1. Start by observing terms: \(3x - 3\) is a polynomial with a common factor.
2. Factor out a 3: \(3(x - 1)\).
3. Simplify \( \frac{3(x-1)}{(x-1)} \) by canceling \((x-1)\) from top and bottom, leading to \(h(x) = 3\).

Factoring does not just simplify calculations but also unveils possible cancellations that overturn indeterminate forms. Practicing factoring can sharpen problem-solving skills and deepen understanding of polynomial behavior.

• Identify common factors in polynomials.
• Use factoring to simplify expressions and solve equations.

Exploring Functions

Functions are the foundation of calculus, representing relationships between inputs and outputs. In the context of this exercise, functions such as \(f(x)\) and \(g(x)\) are analyzed as \(x\) approaches certain values.

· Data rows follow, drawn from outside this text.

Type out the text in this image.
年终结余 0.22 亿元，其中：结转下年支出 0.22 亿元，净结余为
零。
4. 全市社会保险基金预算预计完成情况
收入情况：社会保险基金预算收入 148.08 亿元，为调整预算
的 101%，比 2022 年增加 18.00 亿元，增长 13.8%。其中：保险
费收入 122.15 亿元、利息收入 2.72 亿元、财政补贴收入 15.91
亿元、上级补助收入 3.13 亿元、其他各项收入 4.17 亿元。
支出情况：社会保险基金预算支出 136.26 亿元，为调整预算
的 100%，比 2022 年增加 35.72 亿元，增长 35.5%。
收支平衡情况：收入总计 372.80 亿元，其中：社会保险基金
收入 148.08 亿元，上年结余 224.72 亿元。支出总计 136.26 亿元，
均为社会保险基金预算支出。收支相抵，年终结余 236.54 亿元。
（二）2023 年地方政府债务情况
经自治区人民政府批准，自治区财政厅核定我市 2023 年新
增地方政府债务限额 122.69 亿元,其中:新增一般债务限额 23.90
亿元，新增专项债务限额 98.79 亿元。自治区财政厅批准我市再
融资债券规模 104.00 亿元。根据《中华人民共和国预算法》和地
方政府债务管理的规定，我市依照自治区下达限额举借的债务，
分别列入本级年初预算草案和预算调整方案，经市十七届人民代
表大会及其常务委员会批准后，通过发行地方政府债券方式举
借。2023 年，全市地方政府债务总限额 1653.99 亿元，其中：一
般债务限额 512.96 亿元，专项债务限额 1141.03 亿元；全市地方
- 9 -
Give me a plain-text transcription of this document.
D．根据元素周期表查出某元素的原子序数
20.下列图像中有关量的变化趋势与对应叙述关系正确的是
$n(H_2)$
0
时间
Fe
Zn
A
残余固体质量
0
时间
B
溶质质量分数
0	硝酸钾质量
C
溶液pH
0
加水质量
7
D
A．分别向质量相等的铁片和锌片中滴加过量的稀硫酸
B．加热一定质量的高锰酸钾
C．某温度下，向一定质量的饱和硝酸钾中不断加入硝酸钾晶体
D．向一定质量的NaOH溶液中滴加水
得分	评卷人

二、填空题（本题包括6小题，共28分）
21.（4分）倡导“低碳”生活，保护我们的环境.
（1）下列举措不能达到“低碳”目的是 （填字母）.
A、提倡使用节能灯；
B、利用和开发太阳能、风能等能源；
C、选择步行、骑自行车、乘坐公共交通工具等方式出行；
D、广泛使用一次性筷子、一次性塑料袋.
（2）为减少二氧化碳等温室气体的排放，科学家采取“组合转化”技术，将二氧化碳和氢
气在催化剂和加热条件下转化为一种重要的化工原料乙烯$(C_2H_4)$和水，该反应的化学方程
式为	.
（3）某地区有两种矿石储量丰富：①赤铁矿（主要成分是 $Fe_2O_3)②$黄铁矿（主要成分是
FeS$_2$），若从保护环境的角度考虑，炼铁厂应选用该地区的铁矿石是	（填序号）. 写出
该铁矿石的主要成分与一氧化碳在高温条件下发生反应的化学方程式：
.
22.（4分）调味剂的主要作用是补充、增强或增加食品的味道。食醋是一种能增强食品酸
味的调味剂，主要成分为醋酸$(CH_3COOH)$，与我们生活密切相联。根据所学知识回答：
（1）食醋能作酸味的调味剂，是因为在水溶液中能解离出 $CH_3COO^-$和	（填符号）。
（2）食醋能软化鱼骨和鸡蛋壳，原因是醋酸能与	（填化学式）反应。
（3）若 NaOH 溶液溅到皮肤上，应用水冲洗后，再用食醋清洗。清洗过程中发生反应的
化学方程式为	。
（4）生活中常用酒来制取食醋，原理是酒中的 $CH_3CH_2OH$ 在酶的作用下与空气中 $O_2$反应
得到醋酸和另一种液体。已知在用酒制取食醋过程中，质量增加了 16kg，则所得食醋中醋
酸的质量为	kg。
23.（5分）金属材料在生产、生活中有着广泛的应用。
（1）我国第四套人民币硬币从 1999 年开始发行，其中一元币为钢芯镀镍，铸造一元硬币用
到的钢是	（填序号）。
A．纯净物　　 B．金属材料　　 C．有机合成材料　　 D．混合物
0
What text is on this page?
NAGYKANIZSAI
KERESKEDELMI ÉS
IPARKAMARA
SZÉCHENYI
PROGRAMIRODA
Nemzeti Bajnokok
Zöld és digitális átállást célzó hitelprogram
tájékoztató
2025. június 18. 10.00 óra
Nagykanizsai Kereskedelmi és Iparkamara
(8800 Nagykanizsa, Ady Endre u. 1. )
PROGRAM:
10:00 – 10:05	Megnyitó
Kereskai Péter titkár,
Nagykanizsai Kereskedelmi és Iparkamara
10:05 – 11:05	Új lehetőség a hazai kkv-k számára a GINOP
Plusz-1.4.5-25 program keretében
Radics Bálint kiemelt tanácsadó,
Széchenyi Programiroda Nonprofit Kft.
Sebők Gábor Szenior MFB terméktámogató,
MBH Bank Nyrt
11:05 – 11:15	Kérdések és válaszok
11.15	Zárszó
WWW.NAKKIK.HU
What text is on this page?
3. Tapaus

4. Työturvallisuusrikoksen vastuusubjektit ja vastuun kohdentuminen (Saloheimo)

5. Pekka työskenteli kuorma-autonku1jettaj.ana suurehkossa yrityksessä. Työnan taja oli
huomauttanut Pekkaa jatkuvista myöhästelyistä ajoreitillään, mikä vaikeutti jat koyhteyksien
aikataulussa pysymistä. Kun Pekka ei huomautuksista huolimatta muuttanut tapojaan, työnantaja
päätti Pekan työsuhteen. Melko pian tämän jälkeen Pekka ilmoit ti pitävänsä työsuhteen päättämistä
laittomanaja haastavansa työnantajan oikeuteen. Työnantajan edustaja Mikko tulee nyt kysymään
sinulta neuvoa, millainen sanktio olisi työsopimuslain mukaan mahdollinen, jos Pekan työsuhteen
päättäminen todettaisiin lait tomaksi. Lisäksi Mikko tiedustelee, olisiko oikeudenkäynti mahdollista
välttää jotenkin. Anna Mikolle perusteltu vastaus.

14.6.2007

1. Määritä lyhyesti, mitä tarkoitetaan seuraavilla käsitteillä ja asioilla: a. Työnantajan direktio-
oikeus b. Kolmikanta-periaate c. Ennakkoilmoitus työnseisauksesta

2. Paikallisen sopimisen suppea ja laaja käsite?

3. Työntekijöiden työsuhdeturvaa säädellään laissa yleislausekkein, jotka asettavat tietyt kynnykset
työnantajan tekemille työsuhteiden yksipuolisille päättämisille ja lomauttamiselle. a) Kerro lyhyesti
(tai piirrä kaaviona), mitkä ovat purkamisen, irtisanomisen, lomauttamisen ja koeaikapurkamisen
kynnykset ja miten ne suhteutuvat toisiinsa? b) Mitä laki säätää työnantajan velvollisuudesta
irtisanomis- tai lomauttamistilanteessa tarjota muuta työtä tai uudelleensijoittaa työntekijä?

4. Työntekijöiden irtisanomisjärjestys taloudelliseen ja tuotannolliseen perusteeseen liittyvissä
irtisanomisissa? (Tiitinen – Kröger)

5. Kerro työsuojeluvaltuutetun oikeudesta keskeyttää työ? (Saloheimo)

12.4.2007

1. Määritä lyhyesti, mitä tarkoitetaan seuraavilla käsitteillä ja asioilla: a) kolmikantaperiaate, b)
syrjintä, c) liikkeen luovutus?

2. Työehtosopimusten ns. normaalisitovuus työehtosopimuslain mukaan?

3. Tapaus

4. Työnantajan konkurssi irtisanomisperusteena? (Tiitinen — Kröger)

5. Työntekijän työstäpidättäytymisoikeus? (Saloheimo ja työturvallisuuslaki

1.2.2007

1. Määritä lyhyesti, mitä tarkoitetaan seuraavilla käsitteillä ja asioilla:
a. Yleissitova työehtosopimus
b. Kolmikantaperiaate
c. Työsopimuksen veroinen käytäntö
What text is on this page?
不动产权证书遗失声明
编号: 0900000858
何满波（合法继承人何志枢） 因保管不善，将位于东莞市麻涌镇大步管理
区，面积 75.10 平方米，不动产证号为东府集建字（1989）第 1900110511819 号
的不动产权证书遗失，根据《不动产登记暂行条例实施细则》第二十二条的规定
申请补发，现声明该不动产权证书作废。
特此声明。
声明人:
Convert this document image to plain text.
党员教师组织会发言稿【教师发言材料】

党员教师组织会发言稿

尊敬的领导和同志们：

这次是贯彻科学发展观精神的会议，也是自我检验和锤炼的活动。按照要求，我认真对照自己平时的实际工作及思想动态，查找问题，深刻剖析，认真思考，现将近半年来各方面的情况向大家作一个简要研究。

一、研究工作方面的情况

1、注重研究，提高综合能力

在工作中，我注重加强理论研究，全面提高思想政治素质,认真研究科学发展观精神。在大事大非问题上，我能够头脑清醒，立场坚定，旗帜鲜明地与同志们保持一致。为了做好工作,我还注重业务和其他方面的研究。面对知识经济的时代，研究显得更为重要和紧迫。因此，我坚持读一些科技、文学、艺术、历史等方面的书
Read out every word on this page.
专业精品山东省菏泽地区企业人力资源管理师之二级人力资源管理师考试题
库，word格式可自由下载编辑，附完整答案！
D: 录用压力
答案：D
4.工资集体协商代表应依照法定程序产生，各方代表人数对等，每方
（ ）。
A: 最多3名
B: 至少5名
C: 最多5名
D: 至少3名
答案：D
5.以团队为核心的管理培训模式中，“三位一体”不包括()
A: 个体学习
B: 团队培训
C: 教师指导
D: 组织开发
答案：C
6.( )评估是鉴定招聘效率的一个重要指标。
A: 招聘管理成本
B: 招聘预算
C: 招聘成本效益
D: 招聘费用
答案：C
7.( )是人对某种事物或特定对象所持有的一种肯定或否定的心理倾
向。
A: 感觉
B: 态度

For a function \(f(x) = 3x - 3\), it maps mathematical relationships where inputs \(x\) influence outputs. Its companion function \(g(x) = x - 1\) completes the relationship in the form \( \frac{f(x)}{g(x)} \). Together, they define behavior leading to indeterminate forms, allowing us to explore limits.

• Functions demonstrate how changes in input values affect outputs.
• Analyzing changes helps predict behavior near particular points or under specific conditions.

Functions are at the heart of discovering calculus principles and understanding complex relationships. They provide the means to solve real-world problems through mathematical modeling.